Comparison of models using the Akaike information criterion (AIC) illustrates what complexity of model is supported by the data but does not necessarily indicate the underlying truth if the data are not of high quality. For (a) monoexponential and (b) biexponential synthetic data with low noise, the appropriate model fit gives the favorable (lower) AIC value for ADC and IVIM models, respectively, indicated by the lower AIC values in the legend. In (a), ADC and IVIM curves are identical, but the simpler ADC model (fewer variables) is favoured. (c) With enough noise added, however, the underlying biexponential nature is obscured, and the monoexponential fit with fewer parameters is favored. Axes shown are x: b-value (mm²s^-1) and y: signal (a.u.)

4.5 Covariance and Repeatability

It is critical in quantitative studies to assess the robustness of the derived metrics, and the gold standard for this is to include repeatability studies where the same objects are measured (at least, but commonly only) twice in the same way, and the resulting metrics compared [24]. This is more achievable in preclinical studies, and helps to establish the scale of changes in metrics that can be reliably interpreted as arising from underlying physiological changes. Previous work on the ADC in extracranial cancer has shown it to be generally robust [25], whereas there is less certainty about the repeatability of parameters arising from more complex models [10, 18].

Without the benefit of repeated measurements, analyzing the covariance matrix of fitted parameters—that is to say, the extent to which combinations of parameters have the same effect on the fitted curve, can be illuminating.
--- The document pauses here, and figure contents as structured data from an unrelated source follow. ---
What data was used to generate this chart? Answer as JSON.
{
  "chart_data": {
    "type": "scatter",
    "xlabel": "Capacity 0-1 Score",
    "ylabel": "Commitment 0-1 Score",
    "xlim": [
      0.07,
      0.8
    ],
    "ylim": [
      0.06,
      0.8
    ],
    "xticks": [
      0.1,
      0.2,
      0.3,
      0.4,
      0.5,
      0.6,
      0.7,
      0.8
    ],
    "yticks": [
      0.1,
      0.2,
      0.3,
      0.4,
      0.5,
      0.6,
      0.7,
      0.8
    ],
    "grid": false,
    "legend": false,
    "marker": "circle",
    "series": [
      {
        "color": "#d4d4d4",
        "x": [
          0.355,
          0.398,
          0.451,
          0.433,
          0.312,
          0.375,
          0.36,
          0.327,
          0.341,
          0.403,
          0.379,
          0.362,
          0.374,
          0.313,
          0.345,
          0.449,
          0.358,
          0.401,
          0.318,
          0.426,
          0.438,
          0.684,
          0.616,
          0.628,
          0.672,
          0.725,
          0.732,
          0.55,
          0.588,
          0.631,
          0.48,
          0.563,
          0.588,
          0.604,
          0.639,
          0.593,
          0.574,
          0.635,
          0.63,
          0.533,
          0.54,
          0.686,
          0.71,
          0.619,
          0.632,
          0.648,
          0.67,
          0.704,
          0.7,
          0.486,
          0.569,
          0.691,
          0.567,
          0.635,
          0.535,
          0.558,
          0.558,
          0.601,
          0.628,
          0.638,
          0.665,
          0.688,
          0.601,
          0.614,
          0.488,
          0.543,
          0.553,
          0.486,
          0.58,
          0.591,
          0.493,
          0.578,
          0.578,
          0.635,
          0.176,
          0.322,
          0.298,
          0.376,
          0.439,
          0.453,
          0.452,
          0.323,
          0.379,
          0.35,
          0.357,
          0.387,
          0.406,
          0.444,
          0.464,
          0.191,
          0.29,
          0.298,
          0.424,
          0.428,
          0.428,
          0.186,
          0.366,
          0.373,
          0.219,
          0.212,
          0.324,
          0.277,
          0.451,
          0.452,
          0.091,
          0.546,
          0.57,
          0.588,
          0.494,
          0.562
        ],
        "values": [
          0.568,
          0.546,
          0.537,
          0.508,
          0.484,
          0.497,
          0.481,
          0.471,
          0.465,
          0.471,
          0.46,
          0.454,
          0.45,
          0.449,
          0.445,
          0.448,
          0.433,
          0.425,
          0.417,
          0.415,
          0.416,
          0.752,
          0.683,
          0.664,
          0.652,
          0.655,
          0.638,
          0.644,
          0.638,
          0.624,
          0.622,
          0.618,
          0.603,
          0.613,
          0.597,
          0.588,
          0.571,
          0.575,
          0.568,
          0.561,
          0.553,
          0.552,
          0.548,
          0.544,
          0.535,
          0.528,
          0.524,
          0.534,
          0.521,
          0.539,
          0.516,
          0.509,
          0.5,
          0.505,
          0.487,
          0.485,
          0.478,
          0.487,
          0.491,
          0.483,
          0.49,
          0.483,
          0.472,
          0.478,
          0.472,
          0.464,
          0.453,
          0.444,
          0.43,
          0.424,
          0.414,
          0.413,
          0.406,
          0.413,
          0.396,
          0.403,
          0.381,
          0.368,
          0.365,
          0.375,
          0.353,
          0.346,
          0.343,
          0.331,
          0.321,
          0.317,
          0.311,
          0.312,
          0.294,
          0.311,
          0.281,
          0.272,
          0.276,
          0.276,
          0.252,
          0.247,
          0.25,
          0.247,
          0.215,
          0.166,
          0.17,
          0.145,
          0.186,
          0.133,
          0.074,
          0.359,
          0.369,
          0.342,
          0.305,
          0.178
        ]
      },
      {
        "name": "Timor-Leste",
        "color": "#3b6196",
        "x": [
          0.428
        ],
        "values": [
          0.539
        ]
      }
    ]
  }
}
The covariance matrix is a standard output from many fitting routines; high values indicate redundancy between parameters, which in itself is not disqualifying but may indicate a mis-match between the chosen model and the available information in the data.

4.6 Final Analysis Quality Check

Critical assessment of DWI results, no less than the principles of good study design, is essential to avoid wasted time and effort, not to mention the animals used for study, in generating meaningless results. Diffusion-weighted imaging is extremely sensitive to spin motion, which is not simple, and the complexity of the diffusion signal curve is compounded by the additional subtleties of modeling and analysis. In general, mistakes arise as a result of incorrect assumptions; a review of such assumptions—including attempting to identify those made unconsciously, for example the role of parameters automatically set by the scanner (see Note 22)—is therefore a vital part of any diffusion analysis protocol.